HERBES FOLLES
“Tes fougères s’affolent”
Christophe Flubacher
Est-il envisageable aujourd’hui de visiter Harfleur[1] sans évoquer Victor Hugo ? De contempler le brouillard auroral sans penser à Turner[2] ? D’éprouver la rudesse hivernale, sans trembler avec Vivaldi « dans la neige étincelante, au souffle rude d’un vent terrible […] et, dans l’excessive froidure, claquer des dents[3] » ? La nature imite l’art, écrivait Oscar Wilde[4], et il est vrai, ajoute Jacques Lacarrière[5], que nous ne regardons plus un champ de coquelicots baignés par le soleil, sans penser à Manet. La nature, sous le filtre de l’art, se voit ainsi culturalisée, auréolée d’épithètes, embellie de références littéraires, musicales et picturales où se bousculent des artistes de tous temps et de tous lieux, à commencer, dans notre cas, par les peintres. Désormais en effet, nous devons à Hodler[6] le privilège de contempler, extatiques, la montagne ; à Cézanne[7], un pré-monde provençal où il n’y aurait pas encore d’Hommes ; à Vallotton, le soir descendant sur Honfleur[8] ; à Wyeth[9] le silence des campagnes désolées de l’Amérique profonde ; à de Pury[10], les eaux vertes de la lagune vénitienne sur laquelle glisserait une barque et son aréopage de jeunes filles à l’innocente et juvénile beauté.
L’originalité de Pierre Zufferey est de coucher la nature elle-même sous la presse du graveur et d’imprimer sur le support encré l’empreinte même de la nature, sous forme de graminées, de roseaux ou d’herbes folles. De sorte que l’artiste bannit ici les frontières, fusionne l’art et la nature au point que nous dirions presque, en détournant Descartes et Spinoza, que chez lui, ars sive natura[11] ou encore, pour le dire autrement, que nous ne regardons plus une œuvre de cette série, sans évoquer l’herbacée ou la roselière.

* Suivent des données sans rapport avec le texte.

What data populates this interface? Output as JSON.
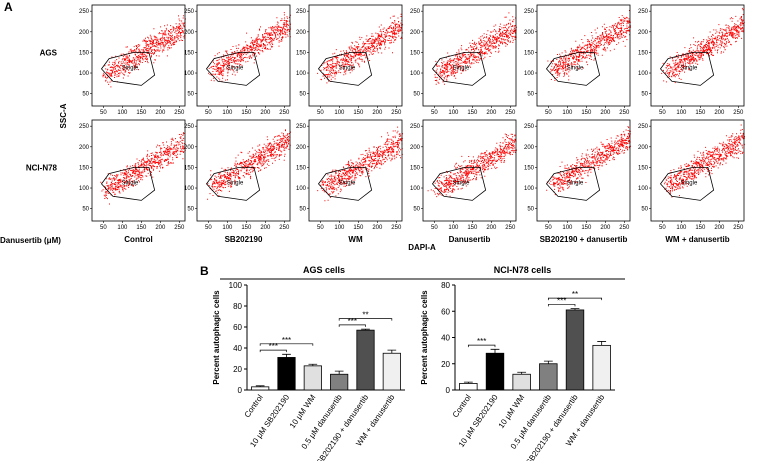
{
  "flow": {
    "panel_label": "A",
    "row_labels": [
      "AGS",
      "NCI-N78"
    ],
    "column_labels": [
      "Control",
      "SB202190",
      "WM",
      "Danusertib",
      "SB202190 + danusertib",
      "WM + danusertib"
    ],
    "row_axis_title": "Danusertib (μM)",
    "y_axis_title": "SSC-A",
    "x_axis_title": "DAPI-A",
    "gate_label": "Single",
    "xlim": [
      20,
      265
    ],
    "ylim": [
      20,
      265
    ],
    "xticks": [
      50,
      100,
      150,
      200,
      250
    ],
    "yticks": [
      50,
      100,
      150,
      200,
      250
    ]
  },
  "panel_b_label": "B",
  "chart_data": [
    {
      "type": "bar",
      "title": "AGS cells",
      "y_label": "Percent autophagic cells",
      "categories": [
        "Control",
        "10 μM SB202190",
        "10 μM WM",
        "0.5 μM danusertib",
        "SB202190 + danusertib",
        "WM + danusertib"
      ],
      "values": [
        3,
        31,
        23,
        15,
        57,
        35
      ],
      "errors": [
        1,
        3,
        1.5,
        3,
        1,
        3
      ],
      "colors": [
        "#ffffff",
        "#000000",
        "#e0e0e0",
        "#808080",
        "#505050",
        "#f0f0f0"
      ],
      "ylim": [
        0,
        100
      ],
      "yticks": [
        0,
        20,
        40,
        60,
        80,
        100
      ],
      "annotations": [
        {
          "text": "***",
          "between": [
            "Control",
            "10 μM SB202190"
          ]
        },
        {
          "text": "***",
          "between": [
            "Control",
            "10 μM WM"
          ]
        },
        {
          "text": "***",
          "between": [
            "0.5 μM danusertib",
            "SB202190 + danusertib"
          ]
        },
        {
          "text": "**",
          "between": [
            "0.5 μM danusertib",
            "WM + danusertib"
          ]
        }
      ]
    },
    {
      "type": "bar",
      "title": "NCI-N78 cells",
      "y_label": "Percent autophagic cells",
      "categories": [
        "Control",
        "10 μM SB202190",
        "10 μM WM",
        "0.5 μM danusertib",
        "SB202190 + danusertib",
        "WM + danusertib"
      ],
      "values": [
        5,
        28,
        12,
        20,
        61,
        34
      ],
      "errors": [
        1,
        3,
        1.5,
        2,
        1,
        3
      ],
      "colors": [
        "#ffffff",
        "#000000",
        "#e0e0e0",
        "#808080",
        "#505050",
        "#f0f0f0"
      ],
      "ylim": [
        0,
        80
      ],
      "yticks": [
        0,
        20,
        40,
        60,
        80
      ],
      "annotations": [
        {
          "text": "***",
          "between": [
            "Control",
            "10 μM SB202190"
          ]
        },
        {
          "text": "***",
          "between": [
            "0.5 μM danusertib",
            "SB202190 + danusertib"
          ]
        },
        {
          "text": "**",
          "between": [
            "0.5 μM danusertib",
            "WM + danusertib"
          ]
        }
      ]
    }
  ]
}
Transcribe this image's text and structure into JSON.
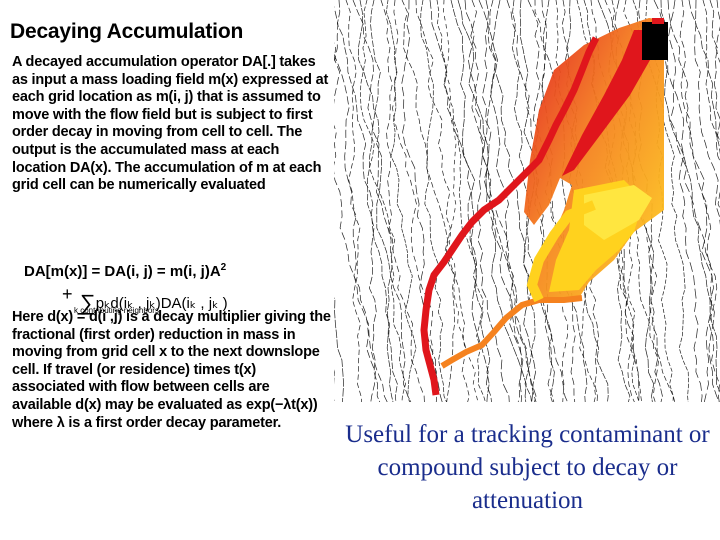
{
  "title": "Decaying Accumulation",
  "paragraph1": "A decayed accumulation operator DA[.] takes as input a mass loading field m(x) expressed at each grid location as m(i, j) that is assumed to move with the flow field but is subject to first order decay in moving from cell to cell.  The output is the accumulated mass at each location DA(x). The accumulation of m at each grid cell can be numerically evaluated",
  "equation": {
    "line1": "DA[m(x)] = DA(i, j) = m(i, j)A",
    "line1_sup": "2",
    "plus": "+",
    "line2": "pₖd(iₖ , jₖ)DA(iₖ , jₖ )",
    "sum_label": "k contributing neighbors"
  },
  "paragraph2": "Here d(x) = d(i ,j) is a decay multiplier giving the fractional (first order) reduction in mass in moving from grid cell x to the next downslope cell.  If travel (or residence) times t(x) associated with flow between cells are available d(x) may be evaluated as exp(−λt(x))  where λ is a first order decay parameter.",
  "caption": "Useful for a tracking contaminant or compound subject to decay or attenuation",
  "colors": {
    "red": "#e0161c",
    "orange": "#f5821f",
    "yellow": "#ffd21e",
    "light_yellow": "#ffe640",
    "caption_blue": "#1a2d8c"
  }
}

Car ce sont ces dernières en effet que Zufferey passe sous le rouleau.
A cette pratique, à laquelle Pierre Zufferey nous avait déjà initiés il y a quatre ans, s’en ajoute une nouvelle. Une neuve invention née de la surprise causée par l’empreinte que laissent les herbes folles non plus sur le papier, mais sur le poussoir de protection, appelé aussi lange d’impression ou encore plaque de feutre pour la presse. Le résultat est saisissant. On devine des ombres, des ersatz ou reliquats de choses aujourd’hui disparues, des signatures testamentaires, comme la silhouette détourée au Japon par la déflagration atomique, ou encore la multiplication virale d’un bacille inconnu. Devenues soudain polymorphes voire même xénomorphes, les herbes folles se dédoublent et usurpent des identités insoupçonnées. De points, touches, taches au départ, elles empruntent tour à tour la trace laissée sur le sable par le pied d’un baigneur, la locomotion furtive du lapin arctique dans la neige, l’essaim microscopique de paramécies en quête de bactéries, la course éperdue des spermatozoïdes, la migration vue du ciel des élans du Canada, ou encore les pluies torrentielles d’un hiver trop doux, captés par l’écho-radar d’une quelconque station météorologique.